J'ai fait mes courts métrages en noir et blanc parce que c'était comme des petits poèmes, des haïkus. Ici, pas du tout. Ce sont les sentiments, les relations vraies entre deux personnes. Je tenais à la couleur. De même, je veux travailler différemment sur le cadre que sur mes courts métrages. C'est une évolution dans mon travail. Je ne veux pas refaire ce que j'ai déjà fait. Au contraire. On joue la saison automne-hiver en plein. J'ai toujours voulu tourner le film à cette saison-ci, et on est gâtés."

En effet. Nous en frissonnons !

Il s'interrompt, essayant de trouver les mots justes pour expliquer. Il se penche en avant, son ton est plus pressant, le débit de ses paroles s'accélère " Il y a deux moments dans le film, lorsqu'ils sont à la ville et à la campagne. A la ville c'est des bruns, des beiges, des gris. A la campagne le vert est obsédant, les arbres sont dépouillés de leurs feuilles. C'est parfait . Donc, on va traiter un peu l'image en la désaturant mais c'est surtout dans les décors, dans les costumes qu'on a travaillé sur les couleurs désaturées.

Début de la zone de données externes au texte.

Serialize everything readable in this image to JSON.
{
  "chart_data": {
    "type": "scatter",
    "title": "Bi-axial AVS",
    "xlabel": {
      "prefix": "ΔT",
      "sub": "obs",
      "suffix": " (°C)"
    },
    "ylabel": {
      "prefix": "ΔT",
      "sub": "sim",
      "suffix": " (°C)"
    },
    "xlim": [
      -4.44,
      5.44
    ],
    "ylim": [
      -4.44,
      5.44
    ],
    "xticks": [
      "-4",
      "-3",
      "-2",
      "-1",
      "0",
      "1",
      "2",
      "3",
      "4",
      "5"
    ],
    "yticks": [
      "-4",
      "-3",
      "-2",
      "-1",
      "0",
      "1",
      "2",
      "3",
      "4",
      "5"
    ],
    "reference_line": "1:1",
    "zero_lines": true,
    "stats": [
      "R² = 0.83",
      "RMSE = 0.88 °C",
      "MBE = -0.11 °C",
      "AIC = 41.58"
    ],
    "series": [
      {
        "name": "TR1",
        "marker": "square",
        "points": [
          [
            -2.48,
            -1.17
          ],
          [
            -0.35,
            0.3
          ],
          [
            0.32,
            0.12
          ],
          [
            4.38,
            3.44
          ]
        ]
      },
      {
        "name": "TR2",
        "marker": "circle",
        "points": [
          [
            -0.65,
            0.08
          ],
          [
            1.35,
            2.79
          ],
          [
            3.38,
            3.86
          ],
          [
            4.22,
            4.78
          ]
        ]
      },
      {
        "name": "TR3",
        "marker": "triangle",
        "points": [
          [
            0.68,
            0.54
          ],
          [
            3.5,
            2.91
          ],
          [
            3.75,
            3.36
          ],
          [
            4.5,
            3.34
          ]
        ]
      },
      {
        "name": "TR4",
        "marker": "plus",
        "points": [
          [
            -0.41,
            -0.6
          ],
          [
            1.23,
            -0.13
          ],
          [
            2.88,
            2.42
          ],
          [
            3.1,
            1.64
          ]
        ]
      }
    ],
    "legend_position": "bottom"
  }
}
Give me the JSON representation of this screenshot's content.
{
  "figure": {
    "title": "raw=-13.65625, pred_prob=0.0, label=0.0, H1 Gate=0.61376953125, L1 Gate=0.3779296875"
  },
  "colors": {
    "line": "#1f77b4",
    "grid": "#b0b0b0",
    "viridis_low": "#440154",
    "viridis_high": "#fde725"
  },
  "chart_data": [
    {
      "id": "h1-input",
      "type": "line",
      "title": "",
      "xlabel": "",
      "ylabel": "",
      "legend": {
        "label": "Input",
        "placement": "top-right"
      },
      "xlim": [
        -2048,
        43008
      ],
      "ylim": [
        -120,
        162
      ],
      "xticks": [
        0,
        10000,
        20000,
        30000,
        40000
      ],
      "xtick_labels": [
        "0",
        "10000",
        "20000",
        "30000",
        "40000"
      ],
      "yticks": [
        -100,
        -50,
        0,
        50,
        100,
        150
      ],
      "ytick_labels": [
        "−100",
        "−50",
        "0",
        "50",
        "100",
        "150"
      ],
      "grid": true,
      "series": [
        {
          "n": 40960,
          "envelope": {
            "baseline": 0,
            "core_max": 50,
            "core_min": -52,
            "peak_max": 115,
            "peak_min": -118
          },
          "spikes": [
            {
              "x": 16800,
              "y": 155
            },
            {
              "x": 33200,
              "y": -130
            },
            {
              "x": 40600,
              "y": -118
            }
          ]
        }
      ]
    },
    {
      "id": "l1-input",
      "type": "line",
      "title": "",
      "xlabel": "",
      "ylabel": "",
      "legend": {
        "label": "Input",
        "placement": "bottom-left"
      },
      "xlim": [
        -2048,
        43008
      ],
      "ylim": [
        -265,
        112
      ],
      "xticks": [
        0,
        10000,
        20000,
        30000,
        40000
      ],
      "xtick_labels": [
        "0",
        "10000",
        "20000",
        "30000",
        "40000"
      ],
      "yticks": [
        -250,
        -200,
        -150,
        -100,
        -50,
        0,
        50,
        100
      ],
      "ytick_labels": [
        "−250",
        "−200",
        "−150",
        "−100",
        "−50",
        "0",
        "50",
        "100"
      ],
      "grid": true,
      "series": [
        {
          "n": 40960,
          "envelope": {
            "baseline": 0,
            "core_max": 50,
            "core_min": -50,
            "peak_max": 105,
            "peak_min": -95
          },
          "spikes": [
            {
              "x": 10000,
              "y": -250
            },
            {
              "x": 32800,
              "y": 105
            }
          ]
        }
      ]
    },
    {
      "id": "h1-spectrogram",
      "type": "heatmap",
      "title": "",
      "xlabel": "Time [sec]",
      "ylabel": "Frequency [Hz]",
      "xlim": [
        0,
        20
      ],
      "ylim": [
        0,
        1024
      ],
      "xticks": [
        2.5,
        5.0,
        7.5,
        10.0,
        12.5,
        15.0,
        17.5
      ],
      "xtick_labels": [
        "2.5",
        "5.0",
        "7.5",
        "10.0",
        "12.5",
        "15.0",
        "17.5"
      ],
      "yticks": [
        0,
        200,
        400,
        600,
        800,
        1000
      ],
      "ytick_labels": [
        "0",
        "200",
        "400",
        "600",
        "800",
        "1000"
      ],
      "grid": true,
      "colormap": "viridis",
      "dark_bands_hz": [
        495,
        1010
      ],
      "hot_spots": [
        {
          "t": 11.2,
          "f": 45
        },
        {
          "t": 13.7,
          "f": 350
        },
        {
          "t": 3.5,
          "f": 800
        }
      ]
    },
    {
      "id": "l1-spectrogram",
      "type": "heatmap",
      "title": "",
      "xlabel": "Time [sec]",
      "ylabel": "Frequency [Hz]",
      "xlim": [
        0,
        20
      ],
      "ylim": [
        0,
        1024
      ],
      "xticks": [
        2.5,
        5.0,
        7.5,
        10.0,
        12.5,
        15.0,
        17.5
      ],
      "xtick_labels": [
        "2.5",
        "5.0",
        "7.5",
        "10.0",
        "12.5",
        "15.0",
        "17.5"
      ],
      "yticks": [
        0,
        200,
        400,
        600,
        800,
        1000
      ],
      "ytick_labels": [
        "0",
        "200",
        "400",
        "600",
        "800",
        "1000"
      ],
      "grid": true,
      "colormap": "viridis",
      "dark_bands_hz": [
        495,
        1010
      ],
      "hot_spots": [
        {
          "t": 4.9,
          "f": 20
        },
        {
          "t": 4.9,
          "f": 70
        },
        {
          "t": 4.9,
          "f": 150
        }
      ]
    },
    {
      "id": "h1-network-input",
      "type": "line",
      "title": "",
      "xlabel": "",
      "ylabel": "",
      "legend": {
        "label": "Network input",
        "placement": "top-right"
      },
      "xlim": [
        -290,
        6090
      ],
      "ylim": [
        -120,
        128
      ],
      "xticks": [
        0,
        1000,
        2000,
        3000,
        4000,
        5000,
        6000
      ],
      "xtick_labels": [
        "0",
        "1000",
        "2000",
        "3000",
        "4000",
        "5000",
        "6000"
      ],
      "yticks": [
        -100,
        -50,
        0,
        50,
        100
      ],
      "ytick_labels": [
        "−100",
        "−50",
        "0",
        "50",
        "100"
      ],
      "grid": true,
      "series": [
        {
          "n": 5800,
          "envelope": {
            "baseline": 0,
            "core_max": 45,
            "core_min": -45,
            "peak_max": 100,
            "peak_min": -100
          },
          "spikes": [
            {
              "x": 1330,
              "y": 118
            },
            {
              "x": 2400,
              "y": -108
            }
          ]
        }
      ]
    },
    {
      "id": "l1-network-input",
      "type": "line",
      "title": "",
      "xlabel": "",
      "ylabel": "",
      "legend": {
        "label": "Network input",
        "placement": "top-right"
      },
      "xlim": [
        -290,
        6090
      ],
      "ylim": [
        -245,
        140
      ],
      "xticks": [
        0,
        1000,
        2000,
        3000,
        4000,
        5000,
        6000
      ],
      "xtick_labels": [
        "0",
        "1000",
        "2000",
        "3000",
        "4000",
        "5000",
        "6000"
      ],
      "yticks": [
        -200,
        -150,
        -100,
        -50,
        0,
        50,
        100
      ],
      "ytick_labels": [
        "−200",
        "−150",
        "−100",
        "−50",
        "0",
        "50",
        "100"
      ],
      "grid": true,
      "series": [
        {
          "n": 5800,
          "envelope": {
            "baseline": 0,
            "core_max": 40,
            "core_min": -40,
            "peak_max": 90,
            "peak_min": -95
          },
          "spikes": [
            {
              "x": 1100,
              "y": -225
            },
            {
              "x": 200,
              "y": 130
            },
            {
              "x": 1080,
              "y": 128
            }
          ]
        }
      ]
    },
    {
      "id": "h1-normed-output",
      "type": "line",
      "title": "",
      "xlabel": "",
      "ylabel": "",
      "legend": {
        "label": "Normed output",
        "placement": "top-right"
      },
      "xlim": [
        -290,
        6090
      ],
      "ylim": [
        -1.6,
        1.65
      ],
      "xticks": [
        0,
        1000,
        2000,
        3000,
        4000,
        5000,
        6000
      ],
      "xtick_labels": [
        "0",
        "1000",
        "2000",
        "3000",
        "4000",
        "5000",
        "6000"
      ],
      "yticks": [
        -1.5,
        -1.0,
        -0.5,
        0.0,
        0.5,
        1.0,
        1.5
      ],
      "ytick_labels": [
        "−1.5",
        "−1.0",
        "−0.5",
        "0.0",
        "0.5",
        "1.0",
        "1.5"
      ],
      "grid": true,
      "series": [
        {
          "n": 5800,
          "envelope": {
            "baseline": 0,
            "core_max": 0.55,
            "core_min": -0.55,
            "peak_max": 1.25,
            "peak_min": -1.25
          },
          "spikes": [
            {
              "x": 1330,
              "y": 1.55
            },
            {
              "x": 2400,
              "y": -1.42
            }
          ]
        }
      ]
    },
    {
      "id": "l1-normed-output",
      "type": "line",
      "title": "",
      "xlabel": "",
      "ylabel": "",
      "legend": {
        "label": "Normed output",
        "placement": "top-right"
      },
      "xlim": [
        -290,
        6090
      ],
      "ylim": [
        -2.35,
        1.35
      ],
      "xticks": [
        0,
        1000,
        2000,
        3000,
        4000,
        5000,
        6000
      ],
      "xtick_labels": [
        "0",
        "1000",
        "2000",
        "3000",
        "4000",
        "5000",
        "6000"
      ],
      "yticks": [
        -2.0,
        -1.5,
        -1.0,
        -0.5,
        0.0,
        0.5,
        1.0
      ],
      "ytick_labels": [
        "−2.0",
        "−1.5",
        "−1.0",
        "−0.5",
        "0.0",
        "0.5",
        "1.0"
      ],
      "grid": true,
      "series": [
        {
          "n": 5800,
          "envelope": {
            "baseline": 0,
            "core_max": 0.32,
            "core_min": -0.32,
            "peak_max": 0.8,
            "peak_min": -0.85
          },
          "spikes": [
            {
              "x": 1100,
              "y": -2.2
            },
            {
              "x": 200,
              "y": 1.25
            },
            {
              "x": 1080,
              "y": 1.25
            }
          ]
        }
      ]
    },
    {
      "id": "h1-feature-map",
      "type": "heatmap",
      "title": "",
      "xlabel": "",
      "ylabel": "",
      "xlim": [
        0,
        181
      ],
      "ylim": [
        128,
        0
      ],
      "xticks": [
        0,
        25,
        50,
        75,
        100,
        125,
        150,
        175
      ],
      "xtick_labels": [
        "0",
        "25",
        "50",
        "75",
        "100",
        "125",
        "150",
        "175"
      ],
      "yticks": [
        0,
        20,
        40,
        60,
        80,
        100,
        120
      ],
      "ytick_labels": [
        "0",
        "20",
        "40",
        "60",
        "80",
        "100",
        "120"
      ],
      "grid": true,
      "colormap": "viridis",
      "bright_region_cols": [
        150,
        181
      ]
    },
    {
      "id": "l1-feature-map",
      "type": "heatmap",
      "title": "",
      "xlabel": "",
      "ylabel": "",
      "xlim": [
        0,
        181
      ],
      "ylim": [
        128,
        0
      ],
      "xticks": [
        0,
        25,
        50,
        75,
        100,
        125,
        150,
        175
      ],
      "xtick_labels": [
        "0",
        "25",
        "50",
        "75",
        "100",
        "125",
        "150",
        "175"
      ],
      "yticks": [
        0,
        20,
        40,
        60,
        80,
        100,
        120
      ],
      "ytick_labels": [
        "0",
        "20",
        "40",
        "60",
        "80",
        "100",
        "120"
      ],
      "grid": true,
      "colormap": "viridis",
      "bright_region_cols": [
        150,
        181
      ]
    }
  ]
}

Il regarde ses mains et lève les yeux vers Jérémie qui s'amuse avec son vis-à-vis à la table contiguë. J'ai écrit l'histoire avant de penser à Jérémie Renier que - comme tout le monde - j'avais vu dans La Promesse - je l'ai rencontré via un ami commun qui habite dans le quartier de ses parents. Je suis allé le voir. Il avait déjà tourné un film avec François Ozon que j'ai vu et dans lequel je l'ai trouvé extraordinaire. Il est sur le projet depuis très longtemps ainsi que Nozha Khouadra. Je n'ai pas fait de casting pour les deux rôles principaux. J'ai eu un coup de cœur pour chacun d'eux et depuis deux ans et demi, il sont fidèles au projet. Ce qui m'a donné de l'énergie et du courage pour continuer. Je les laisse s'approprier le personnage et ils amènent beaucoup de choses.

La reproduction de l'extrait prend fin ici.